To simply pay a company’s taxes requires 27 payments a year, and requires 302 hours of work to complete. While this only makes us 93rd in the world, that still means a new entrepreneur needs to work almost two months of a year just on his taxes! This is time not spent building his business!

For trading across borders, I came across an even more startling statistic, which could explain why the Bank of Namibia is constantly warning our citizens that our imports exceed our exports. In order to export from Namibia, it requires 120 hours to ensure border compliance, or two working weeks. It requires an additional 90 hours to ensure the documentation is completed for that export. So approximately 26 working days is required to export from Namibia. Now compare that to the 6 hours required to ensure goods are compliant to import, with only 3 hours required for import documentation. 

And to enforce a contract here in Namibia, it takes 460 days to be heard by the court (only 150 days in Singapore), while it would cost 35.8% of the claim (9% in Iceland). There are several more statistics that relate to the ease of doing business that increase our score compared to these, like Getting Credit (59th), Getting Electricity (76th), Dealing with construction permits (66th) and Protecting Minority Investors (66th). 
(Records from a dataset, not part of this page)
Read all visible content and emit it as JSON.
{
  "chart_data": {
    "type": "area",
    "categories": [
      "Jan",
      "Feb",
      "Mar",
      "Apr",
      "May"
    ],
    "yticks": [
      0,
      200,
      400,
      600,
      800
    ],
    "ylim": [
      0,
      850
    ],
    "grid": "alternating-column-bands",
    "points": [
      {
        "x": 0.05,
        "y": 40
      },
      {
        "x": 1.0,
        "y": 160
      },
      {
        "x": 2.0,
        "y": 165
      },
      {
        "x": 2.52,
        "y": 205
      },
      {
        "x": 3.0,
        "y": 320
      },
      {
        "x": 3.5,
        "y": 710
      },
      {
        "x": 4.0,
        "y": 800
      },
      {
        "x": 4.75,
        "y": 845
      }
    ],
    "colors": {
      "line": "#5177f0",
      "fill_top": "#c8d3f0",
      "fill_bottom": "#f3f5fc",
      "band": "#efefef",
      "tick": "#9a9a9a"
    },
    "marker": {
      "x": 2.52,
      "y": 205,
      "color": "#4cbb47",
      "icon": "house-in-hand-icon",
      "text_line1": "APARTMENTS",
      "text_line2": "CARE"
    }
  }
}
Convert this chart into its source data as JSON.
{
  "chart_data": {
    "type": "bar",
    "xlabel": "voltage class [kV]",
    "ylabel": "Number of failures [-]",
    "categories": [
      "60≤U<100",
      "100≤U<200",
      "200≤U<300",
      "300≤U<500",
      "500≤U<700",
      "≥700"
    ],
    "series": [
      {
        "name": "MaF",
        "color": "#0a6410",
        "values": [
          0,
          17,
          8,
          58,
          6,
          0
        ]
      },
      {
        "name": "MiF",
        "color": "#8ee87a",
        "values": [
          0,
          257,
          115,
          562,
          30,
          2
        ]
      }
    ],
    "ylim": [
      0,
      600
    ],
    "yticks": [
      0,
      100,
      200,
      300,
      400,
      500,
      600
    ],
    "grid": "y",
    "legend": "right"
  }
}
If we as a nation wish to alleviate poverty and unemployment, it seems clear where we should start. The NEEEF does not seem to take us on that path, but it is still under consultation, and with the proper input, perhaps we can steer it to solve our embedded problems, instead of simply shifting the problems to another section of our economic pie. 

I know that we as a nation want to do all that we can. We want to make a contribution – we want to be a part of the plan. Our destiny seems uncertain, and that can be hard to take, but our path will become much clearer with every new choice we make. Patience is never easy; we can all understand wanting more. But we also know how hard it is to wait, as a nation, to spread out our wings and soar. But we are here for a reason – as a nation, we are gifted, and we are strong. We know we belong here, and we’ll solve our problems. Our time is coming soon. As the sun rises, so does the moon. As love finds a place in every heart, we are a nation. We’ll play our part.